The parents also clarified that the legislation does not intend to stifle innovation across the entire spectrum of artificial intelligence development. Instead, the bill deliberately focuses on the largest and most resource-rich entities, those investing hundreds of millions of dollars annually into AI research and deployment. These leading corporations would face specific obligations: they must report major safety incidents to the New York Attorney General, make their safety plans publicly available, and refrain from releasing any frontier AI model if its deployment could reasonably result in catastrophic harm. That risk threshold is explicitly defined as the potential for death or serious injury to one hundred or more individuals, or material damage exceeding one billion dollars in value — a sum tied to harm affecting life, property, or civil rights. This provision also extends to AI systems capable of acting autonomously, without meaningful human oversight, in ways that, if performed by a human being, would constitute serious criminal offenses, such as those related to the development of chemical, biological, radiological, or nuclear weapons.

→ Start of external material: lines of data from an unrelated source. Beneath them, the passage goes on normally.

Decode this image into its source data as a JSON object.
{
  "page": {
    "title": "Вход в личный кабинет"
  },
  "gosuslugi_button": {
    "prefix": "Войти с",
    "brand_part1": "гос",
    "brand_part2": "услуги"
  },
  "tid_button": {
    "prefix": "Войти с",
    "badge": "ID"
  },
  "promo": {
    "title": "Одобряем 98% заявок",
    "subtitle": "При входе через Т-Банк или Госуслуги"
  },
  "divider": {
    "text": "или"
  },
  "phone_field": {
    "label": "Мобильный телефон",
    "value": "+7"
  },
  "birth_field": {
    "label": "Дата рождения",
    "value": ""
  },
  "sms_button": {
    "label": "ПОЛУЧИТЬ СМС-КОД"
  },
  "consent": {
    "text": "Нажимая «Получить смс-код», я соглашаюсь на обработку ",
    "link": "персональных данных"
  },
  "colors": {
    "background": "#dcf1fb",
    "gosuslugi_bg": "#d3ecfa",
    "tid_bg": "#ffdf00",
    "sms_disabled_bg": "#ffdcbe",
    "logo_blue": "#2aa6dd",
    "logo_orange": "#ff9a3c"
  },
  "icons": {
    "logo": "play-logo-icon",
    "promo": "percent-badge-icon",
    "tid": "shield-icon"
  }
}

In a particularly charged section of their message, the parents drew attention to what they characterized as a familiar and troubling pattern: the well-funded resistance of major technology companies to even modest regulatory efforts. Their letter declared, “Big Tech’s deep-pocketed opposition to these basic protections looks familiar because we have seen this pattern of avoidance and evasion before.” Through this statement, the authors invoked the historical parallels between current debates over AI and the earlier failures to restrain algorithm-driven social media platforms. They asserted that the consequences of those earlier lapses are now evident in the widespread harm to younger generations — including serious mental health challenges, emotional instability, social withdrawal, and difficulty focusing or performing in school environments. These outcomes, the letter argued, were not accidents but foreseeable results of a corporate ecosystem that prioritized rapid growth, engagement metrics, and profit over transparency, accountability, and social responsibility. In urging Governor Hochul to enact the RAISE Act without dilution, the parents framed their call to action as both a moral imperative and a necessary response to the mounting evidence of technological harm unleashed by unregulated innovation.